Blagojevich Seeks Substance-Abuse Treatment in Prison, Could Cut Term


Convicted former Illinois Gov. Rod Blagojevich wants to enroll in a substance-abuse program at a federal prison outside of Denver, a move that could shave up to a year off of his prison sentence, reports the Chicago Tribune. The move raises questions about whether Blagojevich suffers from a real substance-abuse problem or is simply angling to reduce his stiff 14-year sentence. Former associates of convicted former Illinois Gov. George Ryan said it didn't take much to get into the Residential Drug Abuse Treatment Program — as little as regularly consuming five alcoholic drinks a week before they had been incarcerated.

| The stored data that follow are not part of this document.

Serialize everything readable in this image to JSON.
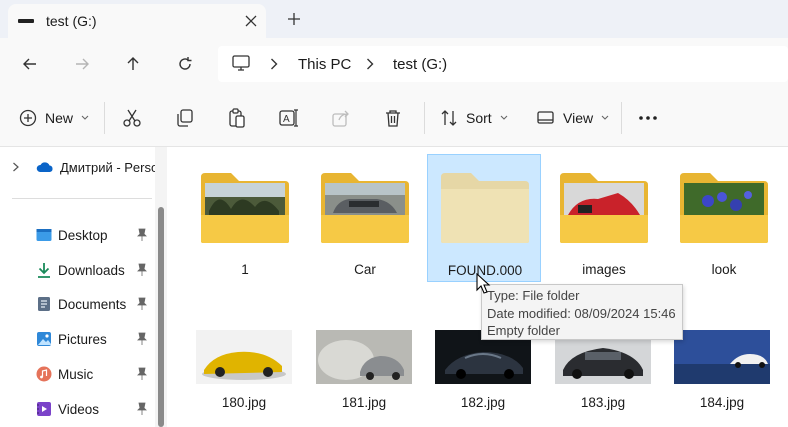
{
  "window": {
    "tab_title": "test (G:)",
    "new_tab_label": "+"
  },
  "address": {
    "crumbs": [
      "This PC",
      "test (G:)"
    ]
  },
  "toolbar": {
    "new_label": "New",
    "sort_label": "Sort",
    "view_label": "View"
  },
  "sidebar": {
    "onedrive_label": "Дмитрий - Perso",
    "items": [
      {
        "label": "Desktop",
        "icon": "desktop-icon"
      },
      {
        "label": "Downloads",
        "icon": "downloads-icon"
      },
      {
        "label": "Documents",
        "icon": "documents-icon"
      },
      {
        "label": "Pictures",
        "icon": "pictures-icon"
      },
      {
        "label": "Music",
        "icon": "music-icon"
      },
      {
        "label": "Videos",
        "icon": "videos-icon"
      }
    ]
  },
  "folders": [
    {
      "name": "1"
    },
    {
      "name": "Car"
    },
    {
      "name": "FOUND.000",
      "selected": true
    },
    {
      "name": "images"
    },
    {
      "name": "look"
    }
  ],
  "images": [
    {
      "name": "180.jpg"
    },
    {
      "name": "181.jpg"
    },
    {
      "name": "182.jpg"
    },
    {
      "name": "183.jpg"
    },
    {
      "name": "184.jpg"
    }
  ],
  "tooltip": {
    "type": "Type: File folder",
    "date": "Date modified: 08/09/2024 15:46",
    "status": "Empty folder"
  },
  "colors": {
    "folder": "#f6c945",
    "folder_back": "#e8b532",
    "selection": "#cce8ff",
    "accent": "#0067c0"
  }
}
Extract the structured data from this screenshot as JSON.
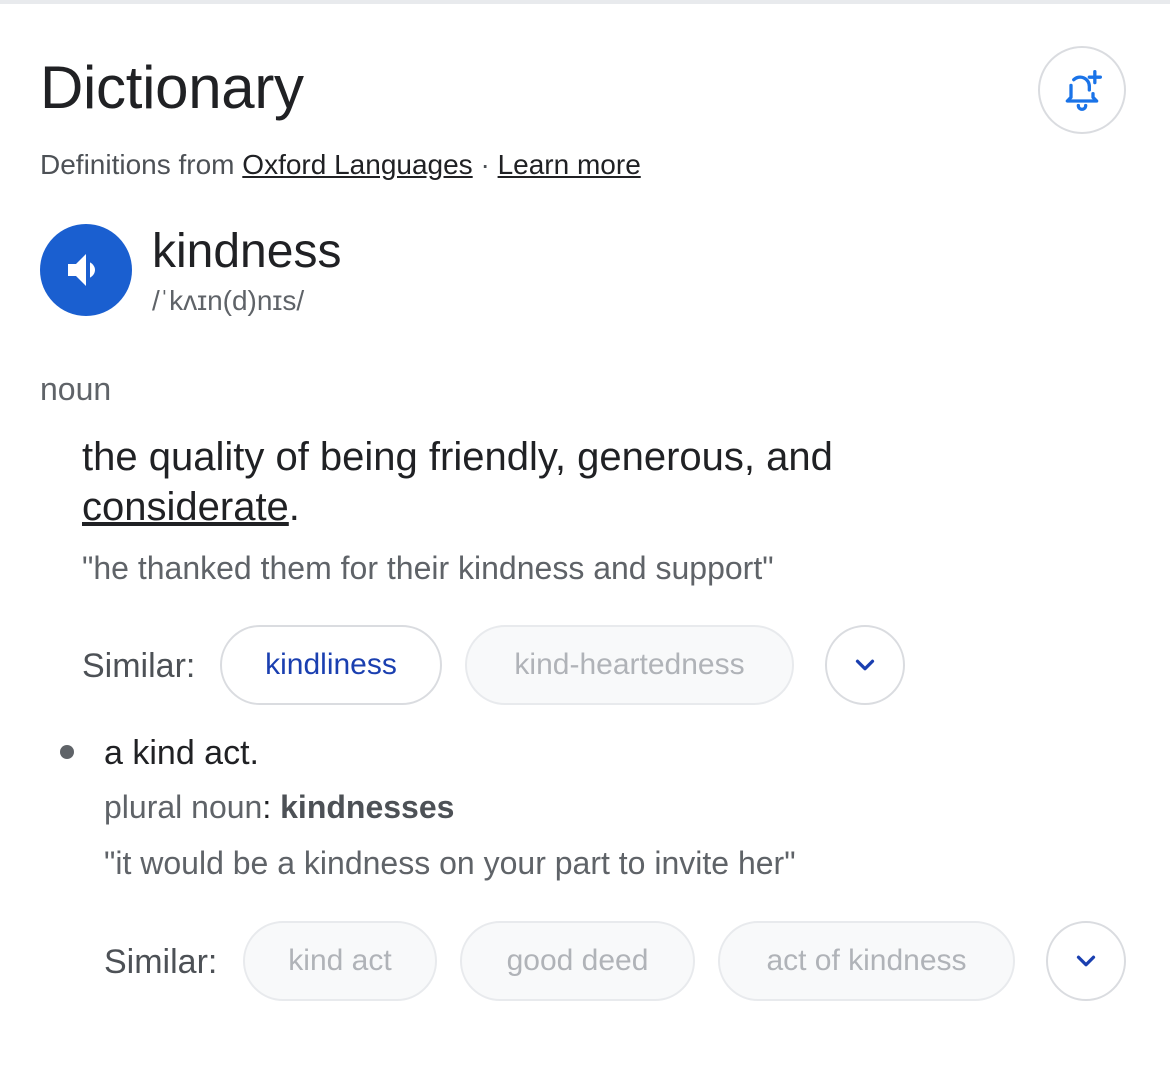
{
  "header": {
    "title": "Dictionary",
    "source_prefix": "Definitions from",
    "source_link": "Oxford Languages",
    "separator": "·",
    "learn_more": "Learn more",
    "alert_icon": "bell-plus-icon"
  },
  "entry": {
    "word": "kindness",
    "phonetic": "/ˈkʌɪn(d)nɪs/",
    "audio_icon": "speaker-icon",
    "part_of_speech": "noun"
  },
  "sense1": {
    "definition_text": "the quality of being friendly, generous, and ",
    "definition_link": "considerate",
    "definition_end": ".",
    "example": "\"he thanked them for their kindness and support\"",
    "similar_label": "Similar:",
    "similar": [
      "kindliness",
      "kind-heartedness"
    ]
  },
  "sense2": {
    "definition": "a kind act.",
    "plural_label": "plural noun",
    "plural_colon": ":",
    "plural_form": "kindnesses",
    "example": "\"it would be a kindness on your part to invite her\"",
    "similar_label": "Similar:",
    "similar": [
      "kind act",
      "good deed",
      "act of kindness"
    ]
  },
  "colors": {
    "accent_blue": "#1a5fd0",
    "link_blue": "#1a3fb0",
    "text_primary": "#202124",
    "text_secondary": "#5f6368",
    "chip_border": "#dadce0"
  }
}
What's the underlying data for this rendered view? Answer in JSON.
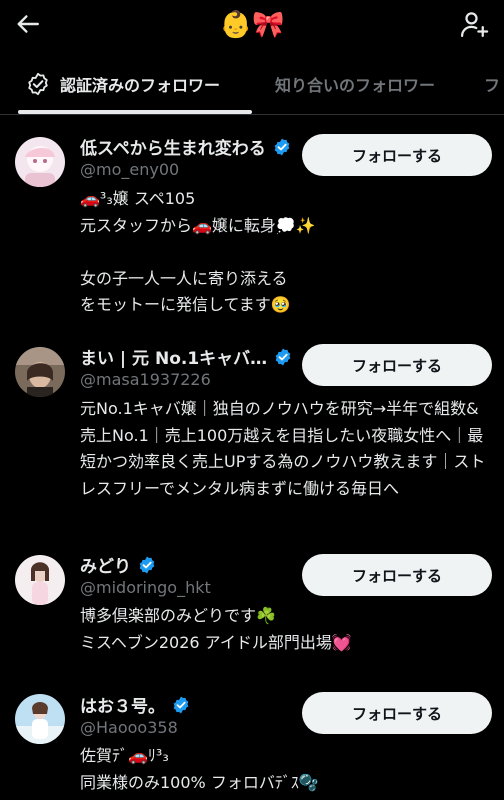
{
  "header": {
    "title": "👶🎀",
    "back_icon": "arrow-left-icon",
    "add_icon": "add-user-icon"
  },
  "tabs": [
    {
      "label": "認証済みのフォロワー",
      "active": true
    },
    {
      "label": "知り合いのフォロワー",
      "active": false
    },
    {
      "label": "フ",
      "active": false
    }
  ],
  "colors": {
    "background": "#000000",
    "text": "#e7e9ea",
    "muted": "#71767b",
    "verified": "#1d9bf0",
    "button_bg": "#eff3f4"
  },
  "users": [
    {
      "name": "低スペから生まれ変わる",
      "handle": "@mo_eny00",
      "button": "フォローする",
      "bio": "🚗³₃嬢 スペ105\n元スタッフから🚗嬢に転身💭✨\n\n女の子一人一人に寄り添える\nをモットーに発信してます🥹"
    },
    {
      "name": "まい | 元 No.1キャバ…",
      "handle": "@masa1937226",
      "button": "フォローする",
      "bio": "元No.1キャバ嬢｜独自のノウハウを研究→半年で組数&売上No.1｜売上100万越えを目指したい夜職女性へ｜最短かつ効率良く売上UPする為のノウハウ教えます｜ストレスフリーでメンタル病まずに働ける毎日へ"
    },
    {
      "name": "みどり",
      "handle": "@midoringo_hkt",
      "button": "フォローする",
      "bio": "博多倶楽部のみどりです☘️\nミスヘブン2026 アイドル部門出場💓"
    },
    {
      "name": "はお３号。",
      "handle": "@Haooo358",
      "button": "フォローする",
      "bio": "佐賀ﾃﾞ🚗ﾘ³₃\n同業様のみ100% フォロバﾃﾞｽ🫧"
    }
  ]
}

“Any defense lawyer in town that's worth their salt all know about this and they all try to get their clients in,” said Scott Fawell, Ryan's former chief of staff who cut his sentence by 8 months by completing the drug program at a federal prison in Yankton, S.D. “(A lot) of the people who go through the system now ask for it or attempt to get in. How many actually need it, I couldn't tell you.” U.S. District Judge James Zagel agreed to recommend Blagojevich for the counseling program at a low-security prison in Littleton, Co., but the ultimate decision will be made by the U.S. Bureau of Prisons. Under federal guidelines, inmates must have “a verifiable substance-use disorder.” Federal prisons spokesman Chris Burke said, “We look for evidence that the inmate has a documented substance-abuse history before their arrest. If that is five drinks a week and there is something to verify that beyond that inmate's statement, that might qualify.”